I sat on the couch and words fell out of my mouth. Not the kind you rehearse so your hurt or expectations don’t make the other person too uncomfortable, but the kind that happens because something in you just breaks open.
I watched how my partner had tried so hard to meet my ever-shifting needs and expectations. How he had learned to sense when my mood would shift, usually into anxiety, and would try to figure out the right words or tone that would land exactly the way I desperately needed them to. How he was making himself smaller or different or whatever I needed him to be because the thought of disappointing me felt so heavy.
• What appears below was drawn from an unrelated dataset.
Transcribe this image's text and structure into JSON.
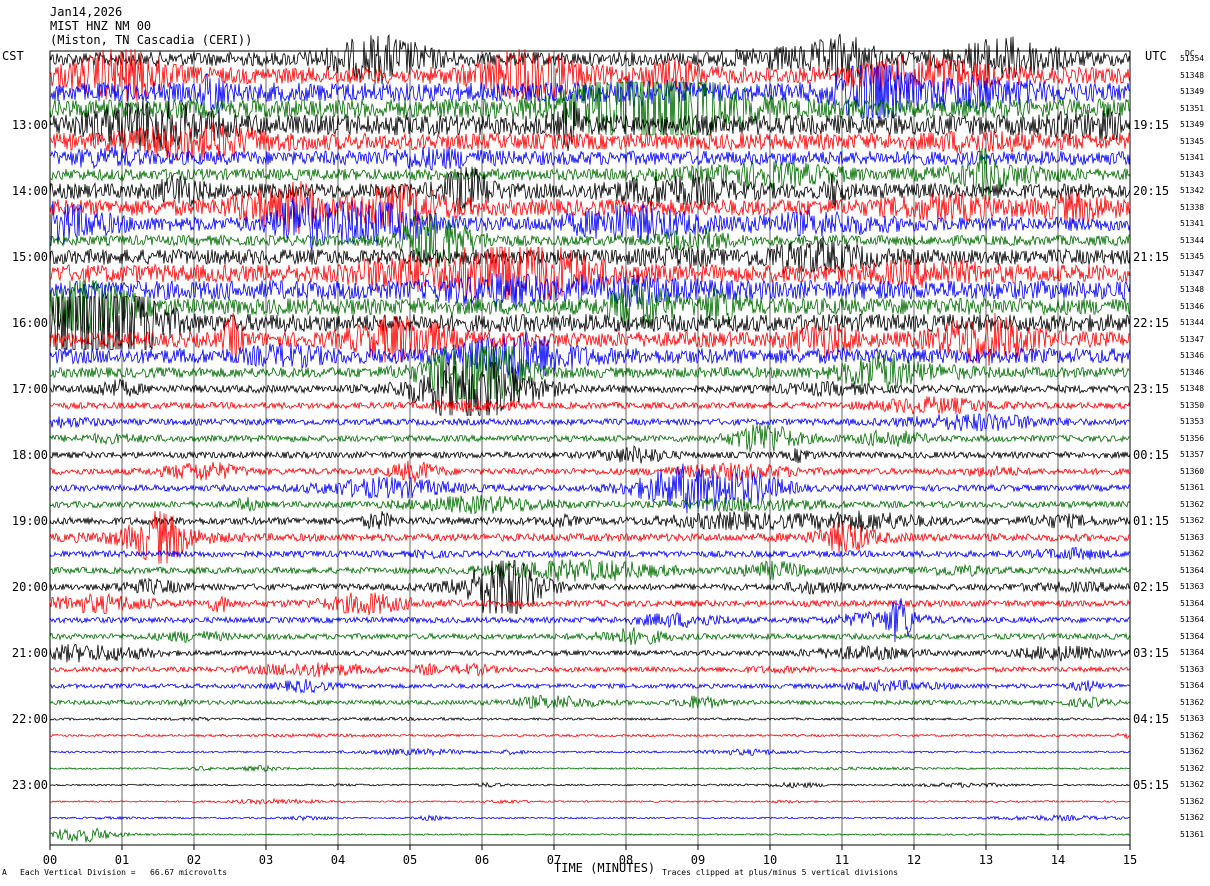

I had thought I was the only one tracking moods and shaping myself to fit what I thought the relationship needed. But I was realizing, with a pain I can’t quite name, that I didn’t really know the person in front of me anymore. Not because of a lack of love or effort or care, but because I was so scared he wasn’t who I needed anymore that I superimposed my ideal onto who he really was.
But here was the kicker. When I started to realize that I was slowly eroding the great between us, I knew it was far scarier to imagine each of us slowly disappearing than to face my fear that he wasn’t absolutely everything I needed.
And he isn’t. And that’s okay. (Or at least it will be.)
The gift, though, has been calming my nervous system long enough to see him. Like, really see him. How, when he responds to questions about his inner life or how he sees the world with sound, imagery, metaphor, and symbolism, something in me feels more spacious. It bypasses my constant internal monologue and feels like I finally get to rest in the song, painting, or photograph he’s creating for me.